By John Manning – john.manning@internationalbanker.com
Saudi Arabia’s stock market always has been closed to direct participation of investors from abroad, but now the kingdom is looking to boost capital and has decided to open up its stock market to foreign investors. This will happen in the first half of next year, but the country’s Capital Market Authority, which made the announcement on July 22, added that the guidelines for participation will be made public in August.
The move, according to Bloomberg, is part of Riyadh’s efforts to prop up its non-oil economy sectors, something for which it has calculated it would need $130 billion. The Saudi economy, now estimated to be worth some $745 billion, has been growing at an average annual rate of more than six percent over the last four years, but the oil industry has historically dominated the country’s industrial makeup. According to asset-management company Schroders, the opening up of the Saudi bourse could cause MSCI, a leading global provider of stock-exchange indices, to classify the Tadawul index as emerging market, which will bring in some $40 billion. For now, the stock market is only open to local investors and those from the other members of the Gulf Cooperation Council (Kuwait, the UAE, Qatar, Bahrain and Oman).
In its official statement, the Capital Market Authority said that it will give investors and the public 90 days to supply it with feedback and will then review this feedback until December. However one looks at it, this opening up to foreign investors is a major step, given that the Saudi stock market is the biggest emerging one after China. MSCI said it may add Saudi Arabia to its emerging-markets index in 2017 at the earliest, but once it does that, the country could account for as much as four percent of the overall gauge.

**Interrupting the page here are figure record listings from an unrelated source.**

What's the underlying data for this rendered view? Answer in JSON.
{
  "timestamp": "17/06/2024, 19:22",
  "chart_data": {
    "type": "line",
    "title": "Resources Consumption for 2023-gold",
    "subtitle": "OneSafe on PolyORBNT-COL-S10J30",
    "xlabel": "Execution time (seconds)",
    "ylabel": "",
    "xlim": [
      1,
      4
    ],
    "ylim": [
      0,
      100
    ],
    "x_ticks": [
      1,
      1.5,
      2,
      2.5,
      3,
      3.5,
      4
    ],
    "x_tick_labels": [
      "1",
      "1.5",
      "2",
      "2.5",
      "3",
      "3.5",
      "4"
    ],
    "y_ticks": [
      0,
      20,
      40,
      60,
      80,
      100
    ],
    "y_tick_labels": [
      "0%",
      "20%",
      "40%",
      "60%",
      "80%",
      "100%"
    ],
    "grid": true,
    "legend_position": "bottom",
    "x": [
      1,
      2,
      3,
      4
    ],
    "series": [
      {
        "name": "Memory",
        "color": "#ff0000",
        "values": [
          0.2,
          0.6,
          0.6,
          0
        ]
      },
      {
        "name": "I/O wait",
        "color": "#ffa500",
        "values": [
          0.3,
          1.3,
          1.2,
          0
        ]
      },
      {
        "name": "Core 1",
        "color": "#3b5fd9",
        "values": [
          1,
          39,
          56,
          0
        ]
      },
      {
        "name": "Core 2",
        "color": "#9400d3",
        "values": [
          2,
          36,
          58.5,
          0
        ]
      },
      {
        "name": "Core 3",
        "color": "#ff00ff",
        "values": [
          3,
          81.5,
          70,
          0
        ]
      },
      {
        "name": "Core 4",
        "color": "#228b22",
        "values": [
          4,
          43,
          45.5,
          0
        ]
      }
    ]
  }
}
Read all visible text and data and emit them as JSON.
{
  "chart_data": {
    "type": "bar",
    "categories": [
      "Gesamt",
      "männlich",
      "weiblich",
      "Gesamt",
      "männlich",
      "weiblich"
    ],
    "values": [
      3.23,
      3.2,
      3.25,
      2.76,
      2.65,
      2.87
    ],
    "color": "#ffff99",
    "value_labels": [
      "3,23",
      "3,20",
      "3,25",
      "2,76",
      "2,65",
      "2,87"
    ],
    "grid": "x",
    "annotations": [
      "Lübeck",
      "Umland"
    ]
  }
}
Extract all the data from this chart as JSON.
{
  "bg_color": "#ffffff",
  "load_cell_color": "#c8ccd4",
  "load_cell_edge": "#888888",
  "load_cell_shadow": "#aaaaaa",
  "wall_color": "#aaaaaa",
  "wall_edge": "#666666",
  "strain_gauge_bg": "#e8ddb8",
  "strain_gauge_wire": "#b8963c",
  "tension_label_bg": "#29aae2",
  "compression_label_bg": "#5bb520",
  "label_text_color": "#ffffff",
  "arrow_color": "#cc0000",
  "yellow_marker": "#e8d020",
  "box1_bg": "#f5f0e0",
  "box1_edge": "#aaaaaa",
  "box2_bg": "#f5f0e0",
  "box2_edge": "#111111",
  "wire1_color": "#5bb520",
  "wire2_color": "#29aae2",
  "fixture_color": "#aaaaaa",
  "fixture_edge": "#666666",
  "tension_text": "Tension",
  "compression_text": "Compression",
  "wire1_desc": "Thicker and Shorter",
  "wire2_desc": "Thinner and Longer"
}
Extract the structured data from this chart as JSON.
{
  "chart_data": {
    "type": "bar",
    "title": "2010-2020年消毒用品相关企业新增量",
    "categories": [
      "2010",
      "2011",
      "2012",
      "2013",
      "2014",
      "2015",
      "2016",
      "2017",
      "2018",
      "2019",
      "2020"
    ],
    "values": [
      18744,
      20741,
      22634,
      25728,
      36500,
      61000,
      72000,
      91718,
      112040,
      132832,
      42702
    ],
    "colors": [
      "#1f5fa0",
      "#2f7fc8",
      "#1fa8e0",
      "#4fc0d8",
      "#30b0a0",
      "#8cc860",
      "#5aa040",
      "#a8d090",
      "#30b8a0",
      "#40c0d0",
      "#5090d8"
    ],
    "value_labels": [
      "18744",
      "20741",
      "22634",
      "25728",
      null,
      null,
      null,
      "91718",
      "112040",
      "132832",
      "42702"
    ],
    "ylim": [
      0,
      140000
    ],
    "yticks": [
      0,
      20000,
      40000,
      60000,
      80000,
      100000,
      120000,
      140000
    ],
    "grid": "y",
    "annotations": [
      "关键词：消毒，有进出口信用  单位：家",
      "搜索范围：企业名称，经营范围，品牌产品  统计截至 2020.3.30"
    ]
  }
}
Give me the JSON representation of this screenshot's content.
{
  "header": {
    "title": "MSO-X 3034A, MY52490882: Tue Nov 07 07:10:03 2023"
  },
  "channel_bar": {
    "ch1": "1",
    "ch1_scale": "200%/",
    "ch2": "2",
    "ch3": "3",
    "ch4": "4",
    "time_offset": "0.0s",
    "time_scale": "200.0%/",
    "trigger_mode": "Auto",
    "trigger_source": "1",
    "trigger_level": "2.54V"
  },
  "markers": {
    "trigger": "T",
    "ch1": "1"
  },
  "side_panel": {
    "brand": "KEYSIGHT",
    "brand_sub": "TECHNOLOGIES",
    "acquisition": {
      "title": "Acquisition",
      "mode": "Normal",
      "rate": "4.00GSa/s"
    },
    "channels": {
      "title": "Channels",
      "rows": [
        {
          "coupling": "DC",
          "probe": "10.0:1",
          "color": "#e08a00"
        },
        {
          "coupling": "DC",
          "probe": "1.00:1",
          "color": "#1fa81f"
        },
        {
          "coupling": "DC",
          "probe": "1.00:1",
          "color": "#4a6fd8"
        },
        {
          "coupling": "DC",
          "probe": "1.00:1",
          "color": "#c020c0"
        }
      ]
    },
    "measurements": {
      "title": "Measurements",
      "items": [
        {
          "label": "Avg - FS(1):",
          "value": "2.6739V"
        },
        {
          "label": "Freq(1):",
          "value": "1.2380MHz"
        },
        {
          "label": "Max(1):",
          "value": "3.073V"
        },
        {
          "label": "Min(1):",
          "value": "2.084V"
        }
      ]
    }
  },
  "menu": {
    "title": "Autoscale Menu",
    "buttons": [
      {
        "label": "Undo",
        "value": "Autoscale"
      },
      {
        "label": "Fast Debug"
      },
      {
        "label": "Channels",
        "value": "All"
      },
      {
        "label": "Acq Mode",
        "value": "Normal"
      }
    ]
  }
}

According to Deutsche Bank analyst Aleksandar Stojanovski, the Saudi stock market offers an attractive sector base for investors, with its more than 160 listed securities. Opening it up to foreign investments will have a wider beneficial effect on the whole Middle East and North Africa region, boosting the regional market capitalization to $1.2 trillion, the Economic Times of India reported. This is hardly surprising in view of the fact that the kingdom, which is OPEC’s largest exporter, currently accounts for 45 percent of MENA’s market cap and 65 percent of regional liquidity, estimated at some $4 billion, which makes it the most liquid market in the region.
Deutsche Bank’s estimates of the direct-foreign-investment inflows after the market opening next year are similar to those of Schroders; Stojanovski puts the incremental flows at $35 billion, as long as the proportion of direct-foreign participation in the Tadawul reaches the average level for the region, which is eight percent. Currently, foreign investors account for just one percent of the Saudi stock market through indirect participation, which became possible in 2009. One note that needs to be made, though, is that the Saudi CMA will not let just any interested party buy Saudi stock. The authority has already compiled rules for participation, which exclude any institutional investor with less than $5 billion in assets under management and less than five years of operation.